The case of Hugh le Bever may also be mentioned. He was charged with the murder of his wife Alice. He refused to plead. He was therefore taken to Newgate and there put in penance until his death. That is to say, he was placed in solitary confinement—one can still see the narrow cell in the old gate-prisons (for example, that at Rouen)—and there left to his own meditations, with a daily allowance of bread and water. One wonders how long the poor wretch lingered there. Perhaps his mind fell into a comatose condition in which the days passed on without any other feeling than that of blank misery, while the body grew weaker. Perhaps he went mad. Perhaps he begged to be taken out and hanged. So difficult it was, so heavy the task of making the people obedient to the law.

In the fourteenth century we find a new departure of a remarkable character. There sprang up a new thing in the land—a feeling of compassion for the misery of the unhappy prisoners of Newgate and other gaols in London. The wills beginning in the year 1348 show bequests for the poor prisoners. From 1348 to 1500 the wills published in the Calendar show eighty-one such bequests. This is very curious. It shows an humanising influence of some kind—what was it? Not the influence of monks and friars, because their spiritual force was fast declining. Was it the Lollarding with which the City of the fourteenth and fifteenth centuries was notoriously “infested”? The question is not easy to answer. But the fact remains. Further, we find that light bread was confiscated and given to the prisoners of Newgate; that all other kinds of food when confiscated for any reason, were also sent there; and that broken meats were sent to the prison from all men’s tables. It would appear, therefore, that no food was supplied to prisoners at the time, an inhuman practice, followed, until their abolition, by all the debtors’ prisons, causing for hundreds of years miseries unspeakable and incredible, were it not that compassion is a plant of such slow growth and so fragile.
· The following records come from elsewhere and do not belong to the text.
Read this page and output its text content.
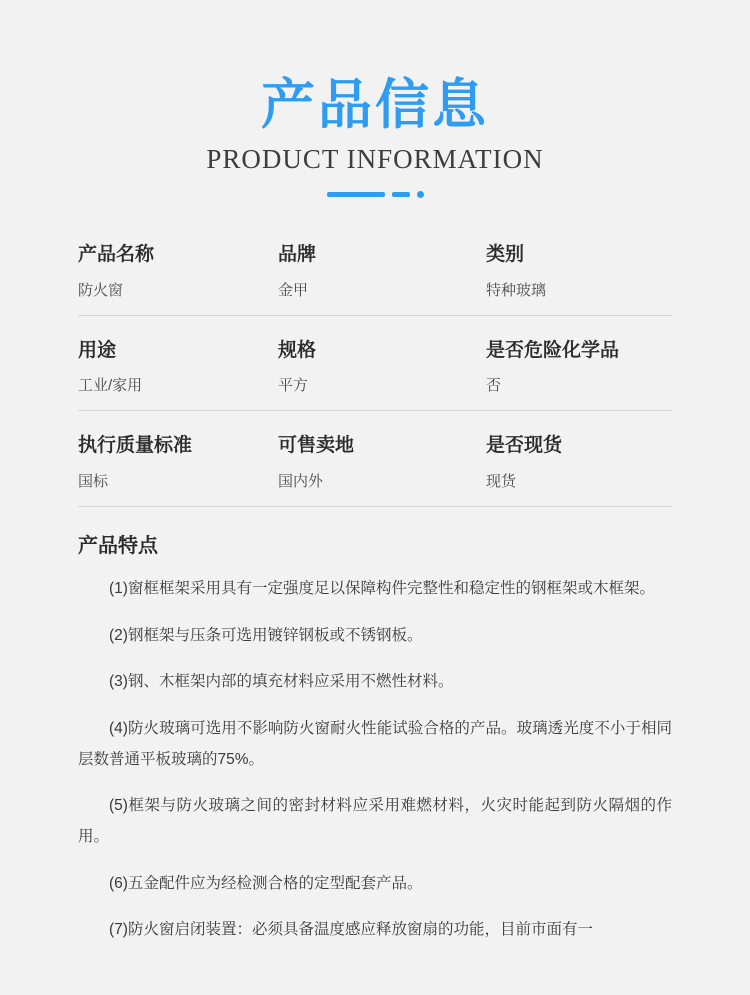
产品信息
PRODUCT INFORMATION
产品名称
防火窗
品牌
金甲
类别
特种玻璃
用途
工业/家用
规格
平方
是否危险化学品
否
执行质量标准
国标
可售卖地
国内外
是否现货
现货
产品特点

(1)窗框框架采用具有一定强度足以保障构件完整性和稳定性的钢框架或木框架。

(2)钢框架与压条可选用镀锌钢板或不锈钢板。

(3)钢、木框架内部的填充材料应采用不燃性材料。

(4)防火玻璃可选用不影响防火窗耐火性能试验合格的产品。玻璃透光度不小于相同层数普通平板玻璃的75%。

(5)框架与防火玻璃之间的密封材料应采用难燃材料，火灾时能起到防火隔烟的作用。

(6)五金配件应为经检测合格的定型配套产品。

(7)防火窗启闭装置：必须具备温度感应释放窗扇的功能，目前市面有一
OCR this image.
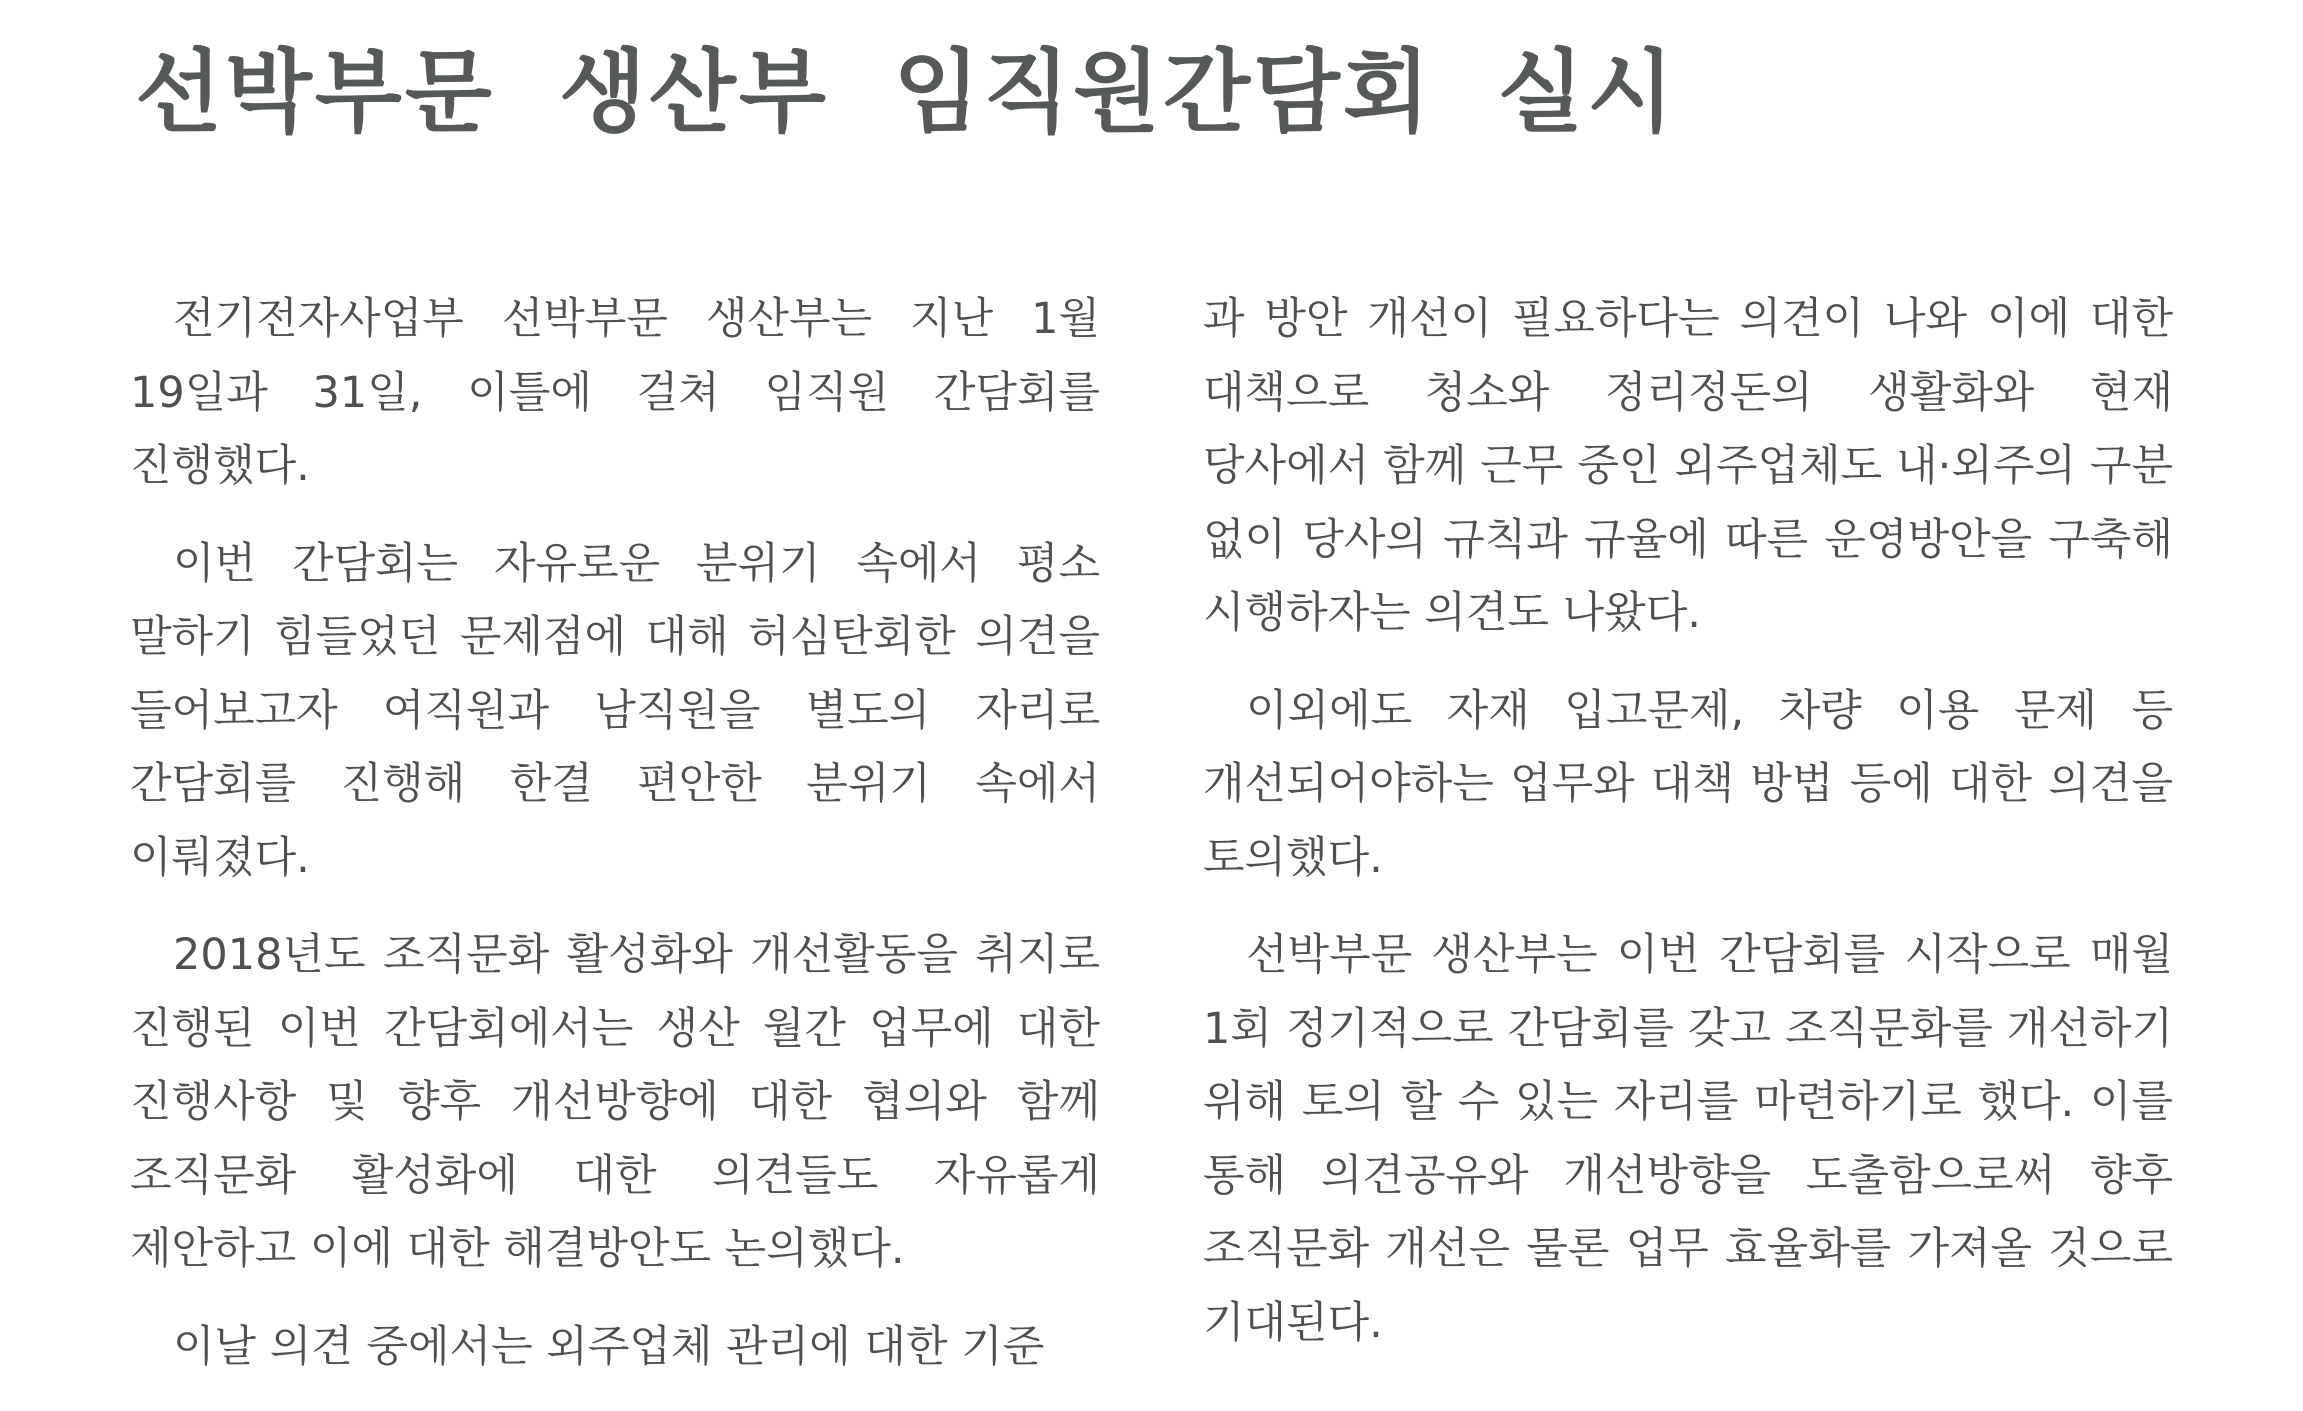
선박부문 생산부 임직원간담회 실시

전기전자사업부 선박부문 생산부는 지난 1월 19일과 31일, 이틀에 걸쳐 임직원 간담회를 진행했다.

이번 간담회는 자유로운 분위기 속에서 평소 말하기 힘들었던 문제점에 대해 허심탄회한 의견을 들어보고자 여직원과 남직원을 별도의 자리로 간담회를 진행해 한결 편안한 분위기 속에서 이뤄졌다.

2018년도 조직문화 활성화와 개선활동을 취지로 진행된 이번 간담회에서는 생산 월간 업무에 대한 진행사항 및 향후 개선방향에 대한 협의와 함께 조직문화 활성화에 대한 의견들도 자유롭게 제안하고 이에 대한 해결방안도 논의했다.

이날 의견 중에서는 외주업체 관리에 대한 기준

과 방안 개선이 필요하다는 의견이 나와 이에 대한 대책으로 청소와 정리정돈의 생활화와 현재 당사에서 함께 근무 중인 외주업체도 내·외주의 구분 없이 당사의 규칙과 규율에 따른 운영방안을 구축해 시행하자는 의견도 나왔다.

이외에도 자재 입고문제, 차량 이용 문제 등 개선되어야하는 업무와 대책 방법 등에 대한 의견을 토의했다.

선박부문 생산부는 이번 간담회를 시작으로 매월 1회 정기적으로 간담회를 갖고 조직문화를 개선하기 위해 토의 할 수 있는 자리를 마련하기로 했다. 이를 통해 의견공유와 개선방향을 도출함으로써 향후 조직문화 개선은 물론 업무 효율화를 가져올 것으로 기대된다.
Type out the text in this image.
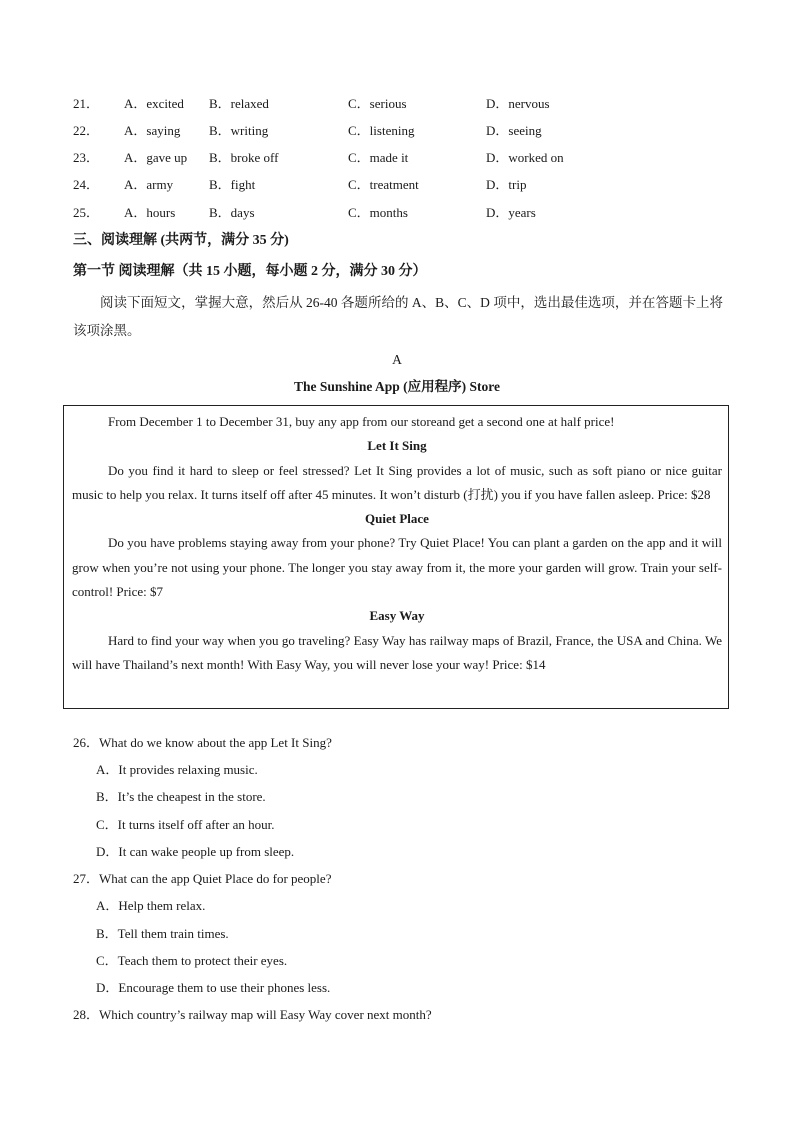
21． A．excited B．relaxed	C．serious	D．nervous
22． A．saying B．writing	C．listening	D．seeing
23． A．gave up B．broke off	C．made it	D．worked on
24． A．army	B．fight	C．treatment	D．trip
25． A．hours	B．days	C．months	D．years
三、阅读理解 (共两节，满分 35 分)
第一节 阅读理解（共 15 小题，每小题 2 分，满分 30 分）
阅读下面短文，掌握大意，然后从 26-40 各题所给的 A、B、C、D 项中，选出最佳选项，并在答题卡上将该项涂黑。
A
The Sunshine App (应用程序) Store

From December 1 to December 31, buy any app from our storeand get a second one at half price!

Let It Sing

Do you find it hard to sleep or feel stressed? Let It Sing provides a lot of music, such as soft piano or nice guitar music to help you relax. It turns itself off after 45 minutes. It won’t disturb (打扰) you if you have fallen asleep. Price: $28

Quiet Place

Do you have problems staying away from your phone? Try Quiet Place! You can plant a garden on the app and it will grow when you’re not using your phone. The longer you stay away from it, the more your garden will grow. Train your self-control! Price: $7

Easy Way

Hard to find your way when you go traveling? Easy Way has railway maps of Brazil, France, the USA and China. We will have Thailand’s next month! With Easy Way, you will never lose your way! Price: $14

26．What do we know about the app Let It Sing?
A．It provides relaxing music.
B．It’s the cheapest in the store.
C．It turns itself off after an hour.
D．It can wake people up from sleep.
27．What can the app Quiet Place do for people?
A．Help them relax.
B．Tell them train times.
C．Teach them to protect their eyes.
D．Encourage them to use their phones less.
28．Which country’s railway map will Easy Way cover next month?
The outbreak of gaol fever of 1419 was caused by the well-meant but injudicious action of the Mayor and Corporation.

They issued an ordinance, the reason of which is explained by the preamble.

“Whereas the commendable intentions and charitable purpose of those who have been governors and presidents of the City of London heretofore have ordained a prison, called Ludgate, for the good and comfort of poor freemen of the said city who have been condemned, to the end that such poor prisoners might, more freely than others who are strangers, dwell in quiet in such place, and pray for their benefactors, and live upon the alms of the people.... Now, from one day to another, the charitable intentions and commendable purposes aforesaid are frustrated and turned to evil, inasmuch as many false persons, of bad disposition and purpose, have been more willing to take up their abode there, so as to waste and spend their goods upon the ease and licence that there is within, than to pay their debts; and, what is even more, do therein compass, conspire, and imagine oftentimes, through others of their false coin, to indict good and loyal men for felonies and treasons of which they have never been guilty.”

In other words, freemen of the City chose rather to live in the gaol of Ludgate, on the alms provided for poor prisoners, than to work and pay their debts; and, worse still, they made use of their time to get up conspiracies against honourable citizens. The only remedy that could be devised was to move all the prisoners to Newgate, and close the gaol. This was done in the month of June, but in November, Richard Whittington being mayor, it was found that most of the wretches taken to Newgate had died there, “by reason of the fetid and corrupt atmosphere”; whereupon Ludgate was reopened, “seeing that every person is bound to support and be tender of the lives of men.”

In April 1431, Whittington being dead, the prisoners of Ludgate were once more removed to Newgate, and, to the general indignation, eighteen of them were led through the streets, pinioned as if they had been felons, to the Sheriff’s Compter, probably with the view of not crowding Newgate again. But in June of the same year they were all taken back to Ludgate, which remained a debtor’s prison for the citizens of London till the year 1762, when the gate was taken down and the prisoners removed to the London Workhouse in Bishopsgate Street. This double removal looks as if works of enlargement or of repair were in progress at Ludgate. Twenty years later, in 1454, it was greatly enlarged by Dame Agnes Forster; see also p. [196].

Meanwhile, however, New Gate and Prison had been enlarged or practically rebuilt by Whittington, who began it, and his executors, who finished it. He seems to have furnished the prison with additional chambers on the south side. It is pleasant to think that one of the last actions of this great and good man was to improve the “fetid and corrupt atmosphere in the noxious Prison of Newgate.”

It may be remarked that the gate was decorated with a bas-relief of the famous cat, showing that there was current in Whittington’s own life the story of the cat.